The exciting new installation forms part of a £4.4m funding award announced by the Heritage Lottery Fund (HLF) in 2016. The project is subject to planning permission and a final decision from HLF.
The outdoor facility would comprise a 2000 square meter walk-through aviary, allowing visitors to get a birds-eye view of the typical habitat wetland species rely on, and give them a glimpse into how conservation is saving endangered species.
WWT Slimbridge General Manager, Gary Haseley-Nejrup said:
“These new plans are a landmark in bringing people and wildlife closer together. Visitors will be able to walk through areas of flooded woodland, reed forest and marsh wetland, allowing them to see and understand the habitats of Slimbridge species, old and new, like never before.”

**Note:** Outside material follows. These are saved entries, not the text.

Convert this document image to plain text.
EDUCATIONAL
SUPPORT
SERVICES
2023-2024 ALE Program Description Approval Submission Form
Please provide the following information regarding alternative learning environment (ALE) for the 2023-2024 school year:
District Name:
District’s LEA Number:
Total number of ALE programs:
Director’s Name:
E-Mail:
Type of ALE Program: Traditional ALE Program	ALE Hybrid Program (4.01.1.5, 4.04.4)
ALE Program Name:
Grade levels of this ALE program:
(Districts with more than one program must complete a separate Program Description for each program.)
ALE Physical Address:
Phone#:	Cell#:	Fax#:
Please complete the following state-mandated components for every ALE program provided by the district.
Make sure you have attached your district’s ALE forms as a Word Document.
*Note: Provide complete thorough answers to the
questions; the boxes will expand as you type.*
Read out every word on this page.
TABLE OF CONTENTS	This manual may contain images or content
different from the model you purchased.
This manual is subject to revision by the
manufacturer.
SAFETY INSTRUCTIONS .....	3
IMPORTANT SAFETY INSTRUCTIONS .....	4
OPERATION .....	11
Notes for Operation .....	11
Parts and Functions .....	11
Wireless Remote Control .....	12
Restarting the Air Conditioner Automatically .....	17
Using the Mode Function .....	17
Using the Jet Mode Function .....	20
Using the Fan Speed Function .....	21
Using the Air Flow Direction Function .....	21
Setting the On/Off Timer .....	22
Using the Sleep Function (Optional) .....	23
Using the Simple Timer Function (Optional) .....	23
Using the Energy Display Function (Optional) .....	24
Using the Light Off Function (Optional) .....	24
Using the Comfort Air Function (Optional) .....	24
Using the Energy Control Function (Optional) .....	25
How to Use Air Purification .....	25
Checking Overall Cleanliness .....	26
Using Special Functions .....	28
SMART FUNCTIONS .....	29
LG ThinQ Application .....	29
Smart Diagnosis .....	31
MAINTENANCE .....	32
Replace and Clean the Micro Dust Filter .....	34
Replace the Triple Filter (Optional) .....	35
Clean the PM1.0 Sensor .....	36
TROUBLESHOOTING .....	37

“It will enable us to house and conserve a range of incredible wildlife, including Slimbridge favourites like avocet and black-tailed godwit, as well as new species such as bearded tits, rarely seen in Gloucestershire – an opportunity many people will never have had before. With wetland comes other creatures too. Expect to see butterflies, mini-beasts and more.”
Attached to the aviary, the Living Wetland Theatre will offer the perfect open-air venue for live and interactive demonstrations and the chance to get up-close to beautiful wetland birds while presenters introduce the species on stage. Stars of the show will include free-flying pelicans and diving whistling ducks. The theatre will also offer a platform for live debates with researchers, scientists and TV experts as they explore conservation and environmental issues.
In order to make way for the new facilities, the Trust has had to make the difficult decision to remove the much-loved Tropical House in September 2017.
“The Tropical House has been a stalwart in the Slimbridge landscape for 50 years and we’ll be very sorry to see it go. But we’ve taken the important value of the Tropical House and incorporated that into the new facility. We’ve ensured that the replacement will be much better equipped to house vulnerable species, will be fully accessible to people with limited mobility and offer an enhanced experience for visitors.” said Gary Haseley-Nejrup.
The remaining award funds are earmarked to renovate the home of the conservationist and WWT founder Sir Peter Scott at Slimbridge and inspire visitors to follow in his footsteps. A selection of other attractions will form the project; additional exhibits for visitors to enjoy and a range of innovative volunteering opportunities for the local community. If approved, construction work will begin next year ahead of the aviary opening in 2020.